Thursday, August 7, 2008

WALKING BUDDIES: Part 6 - God of the Rainbow - August 2, 2008

I have set my rainbow in the clouds…
Genesis 9:13

“So how was the movie?” I inquired. My husband, Rex, and our four-year-old daughter had just spent quality time together at the theater viewing, “Rainbow Brite and the Star Stealer.” Bethany—our own little Rainbow Brite—was tired, but thrilled by the experience. Dad, on the other hand, was less enthusiastic. He complained about their crick-in-the-neck, front-section seating. “I missed the last part of the move,” he confessed contritely. He had fallen asleep.

According to the official website of Rainbow Brite, the heroine was a precocious young girl named Wisp who was endowed with special powers and commissioned to rescue Rainbow Land from a spell of total darkness and emptiness. In order to do this, she has to find “the sphere of light.” During her quest, she finds a baby who turns out to be the sphere of light. Rainbow Brite fights the Dark One and restores Rainbow Land to its original beauty.

Hmm… where have I heard this plot before? I recognize some themes: saving a people from darkness; a light to lighten the darkness; a baby, who is, in fact, the Light; fighting the Dark One; restoration. The story of Rainbow Brite contains striking parallels with the Biblical account of God’s grace in Jesus. Rainbow Brite, like other fairy tales, is a story of good versus evil, a story of redemption.

The rainbow is a fascination woven like colorful threads into the fabric of many religions and mythologies. To the early Greeks, the rainbow represented a path connecting earth and heaven. In the “Epic of Gilgamesh,” the rainbow is “the jeweled necklace of the Great Mother Ishtar.” It is impossible to consider the rainbow without pondering the amusing Irish tale of the leprechaun hiding its gold in a pot at the end of the rainbow.

In the Bible, the first rainbow appears following the flood, as a symbol: “Never again will all life be cut off by the waters of a flood; never again will there be a flood to destroy the earth. This is the sign of the covenant I am making between me and you and every living creature with you, a covenant for all generations to come: I have set my rainbow in the clouds…” (Genesis 9:11-13 NIV)

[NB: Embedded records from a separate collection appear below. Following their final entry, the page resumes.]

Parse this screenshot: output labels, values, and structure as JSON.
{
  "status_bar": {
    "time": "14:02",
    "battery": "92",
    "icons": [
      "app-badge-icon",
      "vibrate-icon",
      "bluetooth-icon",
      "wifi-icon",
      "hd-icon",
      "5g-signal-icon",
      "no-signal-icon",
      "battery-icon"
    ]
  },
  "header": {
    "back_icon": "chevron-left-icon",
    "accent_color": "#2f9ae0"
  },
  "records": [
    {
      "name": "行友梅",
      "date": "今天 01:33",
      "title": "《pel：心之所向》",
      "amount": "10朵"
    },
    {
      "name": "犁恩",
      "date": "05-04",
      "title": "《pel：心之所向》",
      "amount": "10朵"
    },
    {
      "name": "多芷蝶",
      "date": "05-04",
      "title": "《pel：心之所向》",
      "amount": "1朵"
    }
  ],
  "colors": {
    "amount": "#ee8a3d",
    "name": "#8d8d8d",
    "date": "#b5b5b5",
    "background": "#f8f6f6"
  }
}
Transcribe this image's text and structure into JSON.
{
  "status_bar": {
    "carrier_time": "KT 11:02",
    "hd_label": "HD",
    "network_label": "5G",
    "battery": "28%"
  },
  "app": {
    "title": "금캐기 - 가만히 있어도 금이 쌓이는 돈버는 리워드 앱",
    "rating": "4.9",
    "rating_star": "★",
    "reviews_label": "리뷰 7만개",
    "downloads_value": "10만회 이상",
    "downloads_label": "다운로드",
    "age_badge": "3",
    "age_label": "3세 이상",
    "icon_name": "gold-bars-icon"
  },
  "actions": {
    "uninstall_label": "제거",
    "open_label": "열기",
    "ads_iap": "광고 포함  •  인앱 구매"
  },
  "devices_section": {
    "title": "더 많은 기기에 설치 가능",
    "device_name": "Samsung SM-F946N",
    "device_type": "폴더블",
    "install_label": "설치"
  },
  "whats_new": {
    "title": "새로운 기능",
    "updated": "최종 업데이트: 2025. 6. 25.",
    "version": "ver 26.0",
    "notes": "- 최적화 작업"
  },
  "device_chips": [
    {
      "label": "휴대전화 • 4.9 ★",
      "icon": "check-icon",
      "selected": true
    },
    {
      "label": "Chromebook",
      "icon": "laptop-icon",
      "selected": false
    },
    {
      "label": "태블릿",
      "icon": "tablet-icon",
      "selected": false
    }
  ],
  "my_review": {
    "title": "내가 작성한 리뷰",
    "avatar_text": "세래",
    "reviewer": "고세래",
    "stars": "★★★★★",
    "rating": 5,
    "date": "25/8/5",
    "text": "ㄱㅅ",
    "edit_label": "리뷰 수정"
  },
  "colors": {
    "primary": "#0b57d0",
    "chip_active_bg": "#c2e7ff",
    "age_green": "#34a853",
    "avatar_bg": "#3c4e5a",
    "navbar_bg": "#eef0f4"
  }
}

On a spiritual level, the rainbow is a refreshing symbol of hope and promise, a reminder of God’s love, faithfulness and grace. However, the skepticism and disillusionment of our age clouds the powerful promise of the rainbow. The phrase, “chasing rainbows,” (referring to the pursuit of an illusory or false hope), captures our jaded relationship with the rainbow. There is no pot at the end of the rainbow. Even if there were, it is impossible to reach the rainbow.

I always thought that God gave the rainbow to help us remember his promise. But listen to this: Whenever I bring clouds over the earth and the rainbow appears in the clouds, I will remember my covenant.” (Genesis 9:14-15 NIV) Of course, it is encouraging to us to see a rainbow and remember God’s covenant, but God has tied a rainbow ‘round his finger to remind himself of his promise.

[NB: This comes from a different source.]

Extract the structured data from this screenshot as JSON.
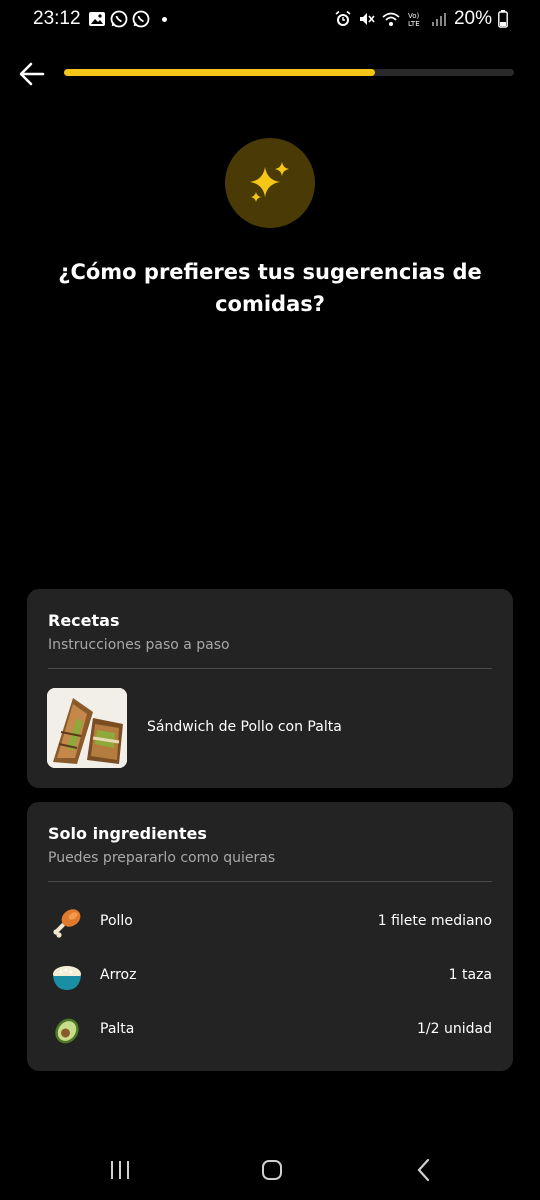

I hope someday to view a rainbow from the window of an airplane. The globe on which we stand blocks our view, but from the sky, it is possible to see that the rainbow is a complete circle. God gave St. John a vision of heaven in which, “a rainbow, resembling an emerald, encircled the throne.” (Revelation 4:3 NIV) I may never get to see a rainbow from the air, but I sure look forward to seeing the heavenly version.

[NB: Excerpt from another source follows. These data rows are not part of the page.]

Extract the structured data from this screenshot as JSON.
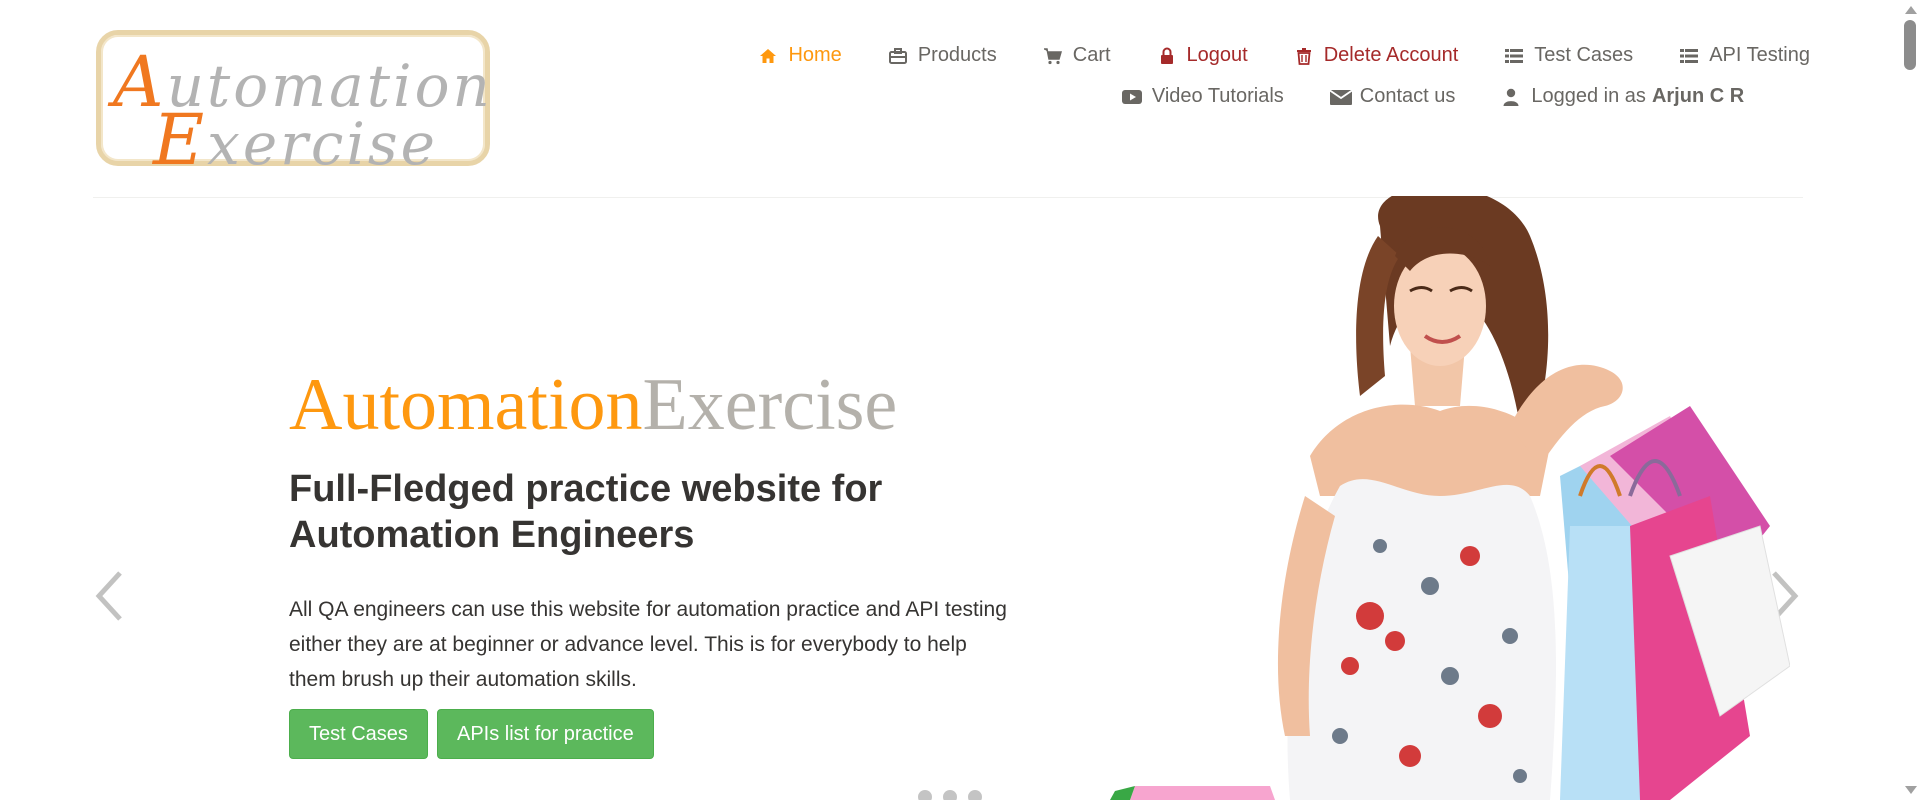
{
  "logo": {
    "line1_initial": "A",
    "line1_rest": "utomation",
    "line2_initial": "E",
    "line2_rest": "xercise"
  },
  "nav": {
    "items": [
      {
        "label": "Home",
        "icon": "home-icon",
        "active": true
      },
      {
        "label": "Products",
        "icon": "briefcase-icon"
      },
      {
        "label": "Cart",
        "icon": "cart-icon"
      },
      {
        "label": "Logout",
        "icon": "lock-icon"
      },
      {
        "label": "Delete Account",
        "icon": "trash-icon"
      },
      {
        "label": "Test Cases",
        "icon": "list-icon"
      },
      {
        "label": "API Testing",
        "icon": "list-icon"
      },
      {
        "label": "Video Tutorials",
        "icon": "youtube-play-icon"
      },
      {
        "label": "Contact us",
        "icon": "envelope-icon"
      },
      {
        "label": "Logged in as",
        "icon": "user-icon",
        "user": "Arjun C R"
      }
    ]
  },
  "hero": {
    "title_part1": "Automation",
    "title_part2": "Exercise",
    "subtitle": "Full-Fledged practice website for Automation Engineers",
    "description": "All QA engineers can use this website for automation practice and API testing either they are at beginner or advance level. This is for everybody to help them brush up their automation skills.",
    "button_test_cases": "Test Cases",
    "button_apis": "APIs list for practice"
  },
  "carousel": {
    "slide_count": 3,
    "prev_icon": "chevron-left-icon",
    "next_icon": "chevron-right-icon"
  },
  "colors": {
    "accent": "#fe980f",
    "danger": "#a52a2a",
    "nav_text": "#696763",
    "button_green": "#5cb85c",
    "title_gray": "#b4b1ab",
    "heading_dark": "#363432"
  }
}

In the meantime, God’s rainbow promise encircles us with protection and encouragement in the storms of life. God’s golden grace cannot be contained in a pot, at the end of the rainbow, or any place else. God’s abundant grace is at his fingertips. I wonder if it just a coincidence that the first time grace appears in the Bible is in Genesis 6:8: “Noah found grace in the eyes of the Lord.” (KJV)

Isn’t it just like God to have grace in his eyes?